For HER2 IHC 2+ patients, FISH was performed on a selected section with the strongest HER2 intensity for each case. A Pathvysion HER2 DNA Probe Kit (Abbott Laboratories, Des Plaines, Illinois) was used according to the manufacture`s instructions.

HER2 assessment

HER2 status was assessed by 2 independent observers, and was verified by a discussion panel consisting of 3 observers on occasion of discrepancies. All observers were blinded with regard to aim of the study. HER2 positive was defined as IHC 3+ or IHC 2+ plus FISH positive (IHC 2+/FISH+).

HER2 was scored according to the established IHC criteria for GC [6]. Briefly, for biopsy specimens, 0 was defined as no membranous reactivity in any tumor cell; 1+ was defined as tumor cell cluster (≥ 5 cells) with a faint membranous reactivity; 2+ was defined as tumor cell cluster (≥ 5 cells) with a weak to moderate complete, basolateral, or lateral membranous reactivity; 3+ was defined as tumor cell cluster (≥ 5 cells) with a strong complete, basolateral, or lateral membranous reactivity. For resected specimens, 0 was defined as no staining or < 10% tumor cell positive staining; 1+ was defined as faintly staining on ≥ 10% tumor cell membrane and in part of their membrane; 2+ was defined as weak to moderate complete, basolateral, or lateral membranous reactivity in ≥ 10% of tumor cells; 3+ was defined as strong complete, basolateral, or lateral membranous reactivity in ≥ 10% of tumor cells.

In FISH assessment, 5 areas were analyzed in each case. 20 cancer cell nuclei were evaluated in each area. HER2 amplification was considered positive when a ratio of HER2: CEP17 (centromeric probe 17) of ≥ 2, or when HER2 signal clusters were observed.

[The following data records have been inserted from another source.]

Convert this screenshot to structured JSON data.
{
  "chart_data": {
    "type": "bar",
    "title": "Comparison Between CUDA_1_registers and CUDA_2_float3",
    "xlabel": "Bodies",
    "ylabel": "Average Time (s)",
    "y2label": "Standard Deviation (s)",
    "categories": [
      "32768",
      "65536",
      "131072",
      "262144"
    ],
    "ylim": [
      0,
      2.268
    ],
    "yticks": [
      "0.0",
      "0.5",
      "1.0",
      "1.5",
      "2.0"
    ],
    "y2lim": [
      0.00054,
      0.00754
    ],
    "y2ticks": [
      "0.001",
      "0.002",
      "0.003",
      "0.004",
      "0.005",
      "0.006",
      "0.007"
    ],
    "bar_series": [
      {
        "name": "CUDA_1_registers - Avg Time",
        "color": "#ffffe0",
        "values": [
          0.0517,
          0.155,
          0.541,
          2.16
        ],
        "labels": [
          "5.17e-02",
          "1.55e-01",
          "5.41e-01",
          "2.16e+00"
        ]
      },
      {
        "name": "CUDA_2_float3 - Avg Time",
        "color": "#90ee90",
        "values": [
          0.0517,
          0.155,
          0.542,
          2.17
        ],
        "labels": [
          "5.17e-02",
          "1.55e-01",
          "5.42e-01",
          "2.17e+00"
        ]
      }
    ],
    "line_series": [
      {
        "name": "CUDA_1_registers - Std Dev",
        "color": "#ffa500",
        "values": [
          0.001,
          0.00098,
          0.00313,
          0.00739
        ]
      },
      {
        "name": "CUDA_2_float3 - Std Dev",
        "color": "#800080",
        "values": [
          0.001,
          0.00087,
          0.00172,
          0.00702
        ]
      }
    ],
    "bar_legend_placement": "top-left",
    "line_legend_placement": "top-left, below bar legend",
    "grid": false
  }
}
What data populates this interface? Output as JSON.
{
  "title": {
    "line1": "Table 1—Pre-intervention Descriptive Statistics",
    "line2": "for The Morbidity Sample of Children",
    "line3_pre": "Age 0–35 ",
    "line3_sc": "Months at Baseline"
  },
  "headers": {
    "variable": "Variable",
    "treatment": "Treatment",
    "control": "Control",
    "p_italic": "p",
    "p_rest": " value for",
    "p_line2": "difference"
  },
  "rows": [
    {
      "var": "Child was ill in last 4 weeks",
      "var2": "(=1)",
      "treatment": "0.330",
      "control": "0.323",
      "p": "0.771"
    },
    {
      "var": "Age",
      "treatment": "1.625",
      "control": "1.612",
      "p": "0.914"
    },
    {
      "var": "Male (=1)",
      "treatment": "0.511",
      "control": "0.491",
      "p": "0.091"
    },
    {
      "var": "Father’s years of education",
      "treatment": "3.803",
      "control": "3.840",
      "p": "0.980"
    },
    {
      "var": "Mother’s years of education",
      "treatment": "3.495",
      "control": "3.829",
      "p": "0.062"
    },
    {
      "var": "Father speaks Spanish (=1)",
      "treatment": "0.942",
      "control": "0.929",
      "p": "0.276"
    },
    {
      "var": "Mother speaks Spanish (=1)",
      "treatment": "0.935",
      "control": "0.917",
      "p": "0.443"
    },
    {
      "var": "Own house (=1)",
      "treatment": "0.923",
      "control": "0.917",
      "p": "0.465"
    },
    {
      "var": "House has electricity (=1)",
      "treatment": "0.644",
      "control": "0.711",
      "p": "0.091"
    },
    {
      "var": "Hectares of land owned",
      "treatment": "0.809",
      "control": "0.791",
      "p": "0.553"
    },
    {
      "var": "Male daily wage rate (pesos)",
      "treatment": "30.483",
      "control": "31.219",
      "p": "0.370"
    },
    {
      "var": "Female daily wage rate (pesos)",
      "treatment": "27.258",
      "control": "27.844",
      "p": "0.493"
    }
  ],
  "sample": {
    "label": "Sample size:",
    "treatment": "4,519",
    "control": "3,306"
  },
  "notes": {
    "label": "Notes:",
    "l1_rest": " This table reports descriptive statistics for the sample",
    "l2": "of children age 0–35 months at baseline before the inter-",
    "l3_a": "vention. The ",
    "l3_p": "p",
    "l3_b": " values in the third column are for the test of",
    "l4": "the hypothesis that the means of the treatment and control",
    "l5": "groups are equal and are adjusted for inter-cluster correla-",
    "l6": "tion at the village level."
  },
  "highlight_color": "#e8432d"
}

HER2 homogeneity and heterogeneity was defined as follows. For IHC assessment, HER2 homogeneous expression was defined as uniformly 3+ staining in all tumor cells in biopsy specimens and in over 90% of tumor cells in each block in resected specimens. Cases that did not meet the criteria were considered HER2 heterogeneous. For FISH assessment, the definition of genetic heterogeneity of breast cancer was adopted [37]. The heterogeneity was defined as the presence of tumor cells with a HER2/CEP17 ratio ≥ 2 in 5% to 50% tumor cells. If the more than 50% tumor cells had a ratio of ≥ 2, the tumor was considered homogeneous.

Follow-up

Follow-up data was acquired from medical records. CT/MRI was performed for response evaluation every 8 weeks based on Response Evaluation Criteria in Solid Tumors (RECIST)(version1.1) or earlier when indications of treatment failure were present. Patients were considered on study until death or loss to follow-up. The last date of follow up was March 16th, 2016.

Statistical analysis

Progression free survival (PFS) was defined as the time from the start of transtuzumab administration to the date of tumor progression. Overall survival (OS) was defined as the time from the start of transtuzumab treatment to death. Response rate (RR) was defined as complete response (CR) plus partial response (PR).

Kaplan–Meier curves were constructed for survival analysis. Clinicopathological characteristics were calculated with Chi-squared tests, Fisher's exact tests, and Mann-Whitney U test. Variables associated with prognostic value were selected to evaluate by univariate and multivariate analysis using Cox proportional hazard regression models. Data were presented as an HR and a 95% CI. Stratified log-rank tests and Cox regression analyses were also carried out in subgroup analyses.

For each analysis, a two-sided P-value of < 0.05 was considered statistically significant. Analyses were conducted using SPSS software (version 19.0; SPSS, Chicago, IL, USA).